Assumptions: Retargeting audience pool is not saturated at $1,000/month; New Arrivals broad-match waste is keyword-driven (full analysis in the thread); Seasonal exact-match has room before impression share caps out.
The account manager reviews the assumptions, approves four of the five shifts, and flags the Display campaign to hold spend until a creative refresh is ready.
Diagnosing a Campaign That Stopped Converting
An account manager notices a campaign that was performing well last quarter has flat-lined. No obvious change was made to the account.
Step 1: Request.
@Agenteous why has "Lead Gen - Phrase Match" stopped converting for [client]? It was our top performer in Q2.
Step 2: Diagnosis. The agent pulls the stored campaign data, compares Q2 and current performance, and walks through the most likely causes.
Step 3: Result.
"Lead Gen - Phrase Match" -- performance diagnostic
Q2 CPA: $94. Current (last 30 days) CPA: $218. Conversions dropped from 41 to 9.
Three things stand out:
- Click-through rate is flat (2.1% vs 2.3% in Q2), so the ad copy is not the problem. Traffic quality or the landing page changed.
- Conversion rate dropped from 4.8% to 0.9%. The click is still being earned; the page is not closing it. This points to a landing-page change or a mismatch between ad intent and page content.

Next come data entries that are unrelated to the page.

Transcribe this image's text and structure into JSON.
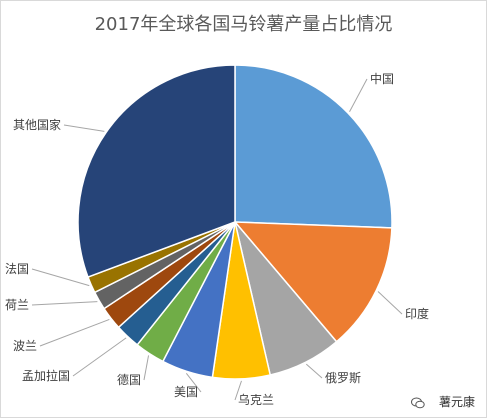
{
  "chart_data": {
    "type": "pie",
    "title": "2017年全球各国马铃薯产量占比情况",
    "slices": [
      {
        "label": "中国",
        "value": 25.6,
        "color": "#5B9BD5"
      },
      {
        "label": "印度",
        "value": 13.2,
        "color": "#ED7D31"
      },
      {
        "label": "俄罗斯",
        "value": 7.6,
        "color": "#A5A5A5"
      },
      {
        "label": "乌克兰",
        "value": 5.9,
        "color": "#FFC000"
      },
      {
        "label": "美国",
        "value": 5.3,
        "color": "#4472C4"
      },
      {
        "label": "德国",
        "value": 3.1,
        "color": "#70AD47"
      },
      {
        "label": "孟加拉国",
        "value": 2.6,
        "color": "#255E91"
      },
      {
        "label": "波兰",
        "value": 2.4,
        "color": "#9E480E"
      },
      {
        "label": "荷兰",
        "value": 1.9,
        "color": "#636363"
      },
      {
        "label": "法国",
        "value": 1.7,
        "color": "#997300"
      },
      {
        "label": "其他国家",
        "value": 30.7,
        "color": "#264478"
      }
    ]
  },
  "watermark": {
    "text": "薯元康",
    "icon": "wechat-icon"
  }
}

- Impression share increased from 54% to 71% in the same period. Broader reach often means lower intent at the margin.
Recommended next step: compare the current landing page against the Q2 version and check whether a page update shipped between June and now. Marketing Content has been briefed to review the landing page.
If the page is unchanged, the next diagnostic is an audience exclusion audit -- exclusions decay over time and may be admitting lower-intent traffic.
The account manager confirms a landing-page redesign shipped in July. They take the finding to Marketing Content and Marketing Web to fix the conversion gap.